CSCE 41403 – Section 1: Data Mining

Fall 2024 Course Syllabus

Class Schedule  Course Project

BELL 2286, 11:00am-12:15pm Tuesday & Thursday

Instructor: Xintao Wu
Office: JBHT 516,  (479) 575-6519 
Email: xintaowu at uark dot edu
URL:  http://sail.uark.edu
Prerequisite:  (CSCE 31903 or CSCE 3193H3 or DASC 21003) or (CSCE 20104 and INEG 23303 and INEG 23104) or (CSCE 20104 and STAT 30133 and STAT 30043))
Office Hours:  10:00-11:00am Tuesday & Thursday

Course Material:

Jiawei Han, Jian Pei, and Hanghang Tong.  Data Mining: Concepts and Techniques, 4th edition, Morgan Kaufmann, 2022. ISBN: 978-0-12-811760-6

Charu C. Aggarwal, Data Mining, The Text Book. Springer (optional)

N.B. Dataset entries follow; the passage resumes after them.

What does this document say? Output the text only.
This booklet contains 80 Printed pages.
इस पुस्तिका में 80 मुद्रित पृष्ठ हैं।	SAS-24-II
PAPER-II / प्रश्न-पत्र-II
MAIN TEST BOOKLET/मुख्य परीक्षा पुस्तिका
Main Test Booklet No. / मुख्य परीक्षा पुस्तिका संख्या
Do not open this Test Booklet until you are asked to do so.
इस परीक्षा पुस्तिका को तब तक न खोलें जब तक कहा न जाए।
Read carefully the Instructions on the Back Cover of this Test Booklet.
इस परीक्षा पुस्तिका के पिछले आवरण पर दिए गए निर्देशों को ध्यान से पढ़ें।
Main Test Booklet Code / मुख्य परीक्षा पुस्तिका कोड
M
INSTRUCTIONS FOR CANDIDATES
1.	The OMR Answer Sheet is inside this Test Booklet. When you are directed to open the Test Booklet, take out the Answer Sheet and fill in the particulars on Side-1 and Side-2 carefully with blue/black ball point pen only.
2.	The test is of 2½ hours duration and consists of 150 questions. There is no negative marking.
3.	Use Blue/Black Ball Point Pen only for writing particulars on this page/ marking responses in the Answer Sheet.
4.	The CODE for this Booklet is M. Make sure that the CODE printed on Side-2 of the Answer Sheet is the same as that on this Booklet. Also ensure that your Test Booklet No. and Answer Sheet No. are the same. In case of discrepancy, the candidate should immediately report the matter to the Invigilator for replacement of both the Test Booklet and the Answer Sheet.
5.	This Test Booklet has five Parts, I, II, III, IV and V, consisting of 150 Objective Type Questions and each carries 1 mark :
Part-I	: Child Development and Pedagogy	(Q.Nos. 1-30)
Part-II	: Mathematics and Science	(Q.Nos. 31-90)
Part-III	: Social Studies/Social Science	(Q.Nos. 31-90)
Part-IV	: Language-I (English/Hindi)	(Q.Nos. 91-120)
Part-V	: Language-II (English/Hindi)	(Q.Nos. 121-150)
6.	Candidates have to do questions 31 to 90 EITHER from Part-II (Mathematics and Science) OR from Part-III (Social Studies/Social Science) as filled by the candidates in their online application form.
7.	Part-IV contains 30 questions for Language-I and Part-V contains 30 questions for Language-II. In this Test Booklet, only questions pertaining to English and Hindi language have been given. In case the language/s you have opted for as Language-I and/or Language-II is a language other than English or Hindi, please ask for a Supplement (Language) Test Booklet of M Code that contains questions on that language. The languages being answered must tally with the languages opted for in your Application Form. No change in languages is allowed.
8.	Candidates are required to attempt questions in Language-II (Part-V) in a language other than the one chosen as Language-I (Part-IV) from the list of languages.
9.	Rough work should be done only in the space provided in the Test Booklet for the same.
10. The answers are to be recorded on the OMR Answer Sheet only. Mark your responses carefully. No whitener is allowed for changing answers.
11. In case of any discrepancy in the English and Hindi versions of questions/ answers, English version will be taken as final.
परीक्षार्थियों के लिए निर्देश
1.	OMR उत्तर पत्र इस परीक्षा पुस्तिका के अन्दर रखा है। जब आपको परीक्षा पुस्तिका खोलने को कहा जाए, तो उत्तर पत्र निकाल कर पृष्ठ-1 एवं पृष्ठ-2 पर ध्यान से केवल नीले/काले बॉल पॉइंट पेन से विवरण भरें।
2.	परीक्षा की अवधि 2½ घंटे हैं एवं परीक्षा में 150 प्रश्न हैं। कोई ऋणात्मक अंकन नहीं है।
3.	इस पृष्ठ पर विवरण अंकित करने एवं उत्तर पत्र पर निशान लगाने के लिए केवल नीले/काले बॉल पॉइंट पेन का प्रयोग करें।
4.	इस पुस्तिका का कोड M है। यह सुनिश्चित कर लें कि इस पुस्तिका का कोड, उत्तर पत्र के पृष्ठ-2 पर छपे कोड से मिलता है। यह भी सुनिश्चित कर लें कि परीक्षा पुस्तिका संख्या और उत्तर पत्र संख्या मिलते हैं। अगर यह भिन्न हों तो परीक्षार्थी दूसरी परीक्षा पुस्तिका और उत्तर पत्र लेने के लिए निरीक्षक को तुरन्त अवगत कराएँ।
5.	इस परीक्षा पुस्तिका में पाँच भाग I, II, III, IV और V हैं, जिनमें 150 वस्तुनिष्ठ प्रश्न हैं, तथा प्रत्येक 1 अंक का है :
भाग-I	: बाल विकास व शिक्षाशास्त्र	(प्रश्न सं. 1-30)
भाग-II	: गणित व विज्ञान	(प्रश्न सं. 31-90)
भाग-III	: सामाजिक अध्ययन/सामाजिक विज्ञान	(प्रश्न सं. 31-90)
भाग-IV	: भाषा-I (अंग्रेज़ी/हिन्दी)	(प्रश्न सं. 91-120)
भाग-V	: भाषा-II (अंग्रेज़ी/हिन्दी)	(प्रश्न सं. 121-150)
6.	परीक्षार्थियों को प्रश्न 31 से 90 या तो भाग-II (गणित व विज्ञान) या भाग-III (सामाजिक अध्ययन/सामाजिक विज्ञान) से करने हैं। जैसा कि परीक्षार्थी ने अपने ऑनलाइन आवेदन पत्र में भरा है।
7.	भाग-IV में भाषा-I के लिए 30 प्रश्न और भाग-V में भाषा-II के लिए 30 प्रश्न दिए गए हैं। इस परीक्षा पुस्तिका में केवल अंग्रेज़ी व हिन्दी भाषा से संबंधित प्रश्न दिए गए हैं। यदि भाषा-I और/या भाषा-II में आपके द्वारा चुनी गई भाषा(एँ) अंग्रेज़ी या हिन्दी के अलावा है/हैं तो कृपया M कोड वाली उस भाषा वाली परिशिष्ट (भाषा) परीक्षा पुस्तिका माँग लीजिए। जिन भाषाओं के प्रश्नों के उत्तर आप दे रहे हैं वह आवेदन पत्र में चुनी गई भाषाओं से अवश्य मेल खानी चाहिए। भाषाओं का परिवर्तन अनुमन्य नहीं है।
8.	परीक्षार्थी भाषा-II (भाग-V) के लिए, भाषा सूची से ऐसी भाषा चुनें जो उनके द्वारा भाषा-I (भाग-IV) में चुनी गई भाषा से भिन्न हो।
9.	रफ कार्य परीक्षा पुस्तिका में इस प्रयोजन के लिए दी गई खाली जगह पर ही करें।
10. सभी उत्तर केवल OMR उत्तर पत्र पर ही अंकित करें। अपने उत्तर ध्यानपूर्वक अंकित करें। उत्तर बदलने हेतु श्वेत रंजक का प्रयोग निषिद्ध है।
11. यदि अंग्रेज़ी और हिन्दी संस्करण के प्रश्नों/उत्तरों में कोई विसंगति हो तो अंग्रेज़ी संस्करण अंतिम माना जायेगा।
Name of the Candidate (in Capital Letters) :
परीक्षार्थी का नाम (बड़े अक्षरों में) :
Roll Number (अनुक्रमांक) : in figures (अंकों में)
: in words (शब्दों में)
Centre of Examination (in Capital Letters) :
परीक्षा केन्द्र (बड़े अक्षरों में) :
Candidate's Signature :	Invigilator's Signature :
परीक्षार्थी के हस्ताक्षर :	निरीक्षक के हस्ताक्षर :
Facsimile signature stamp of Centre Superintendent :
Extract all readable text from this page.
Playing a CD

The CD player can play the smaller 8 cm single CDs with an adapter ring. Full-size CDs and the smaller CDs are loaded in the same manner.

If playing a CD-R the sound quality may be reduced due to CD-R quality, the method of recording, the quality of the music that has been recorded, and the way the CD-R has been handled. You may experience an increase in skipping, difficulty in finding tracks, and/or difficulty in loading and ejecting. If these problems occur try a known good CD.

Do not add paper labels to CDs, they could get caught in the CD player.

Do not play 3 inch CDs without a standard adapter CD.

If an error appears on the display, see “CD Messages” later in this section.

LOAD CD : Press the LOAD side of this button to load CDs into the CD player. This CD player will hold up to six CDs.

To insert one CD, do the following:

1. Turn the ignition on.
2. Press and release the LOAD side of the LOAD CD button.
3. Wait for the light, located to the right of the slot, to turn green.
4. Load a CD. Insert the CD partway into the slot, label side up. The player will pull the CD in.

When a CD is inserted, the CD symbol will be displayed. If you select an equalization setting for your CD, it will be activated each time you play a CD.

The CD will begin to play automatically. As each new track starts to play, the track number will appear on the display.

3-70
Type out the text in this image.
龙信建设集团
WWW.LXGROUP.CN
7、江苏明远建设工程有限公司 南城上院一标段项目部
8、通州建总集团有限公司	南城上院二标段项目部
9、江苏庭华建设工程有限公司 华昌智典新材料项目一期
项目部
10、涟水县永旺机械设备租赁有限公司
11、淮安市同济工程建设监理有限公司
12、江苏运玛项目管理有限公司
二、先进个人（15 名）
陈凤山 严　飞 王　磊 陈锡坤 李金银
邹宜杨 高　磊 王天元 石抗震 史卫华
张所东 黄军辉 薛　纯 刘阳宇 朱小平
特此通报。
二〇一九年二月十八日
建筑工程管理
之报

Jure Leskovec, Anand Rajaraman, Jeffrey D. Ullman. Mining of Massive Datasets., 2014 (optional)

Pang-Ning Tan, Michael Steinbach, Vipin Kumar, Introduction to Data Mining, Addison Wesley, ISBN:0-321-32136-7 (optional)

Trevor Hastie, Robert Tibshirani, and Jerome Friedman, The Elements of Statistical Learning: Data Mining, Inference, and Prediction, 2009. (optional)

Grading

Homework and Quiz 10%     Term Project 30%    Midterm 20%     Final Exam 40%

Teaching Assistant

Bertrand Munihuzi Kalisa     bmkalisa@uark.edu, office hours: 1:00-3:30pm Wednesday & Friday, JBHT 434

Course Description

Topics include data preprocessing; data warehousing and online analytical processing; data cube; mining frequent patterns, associations and correlations; supervised learning including decision tree induction, naïve Bayesian classification, support vector machine and K-nearest neighbor learning; unsupervised learning including K-means clustering and hierarchical clustering; outlier analysis; and data mining in cloud computing, social media, bioinformatics and healthcare applications.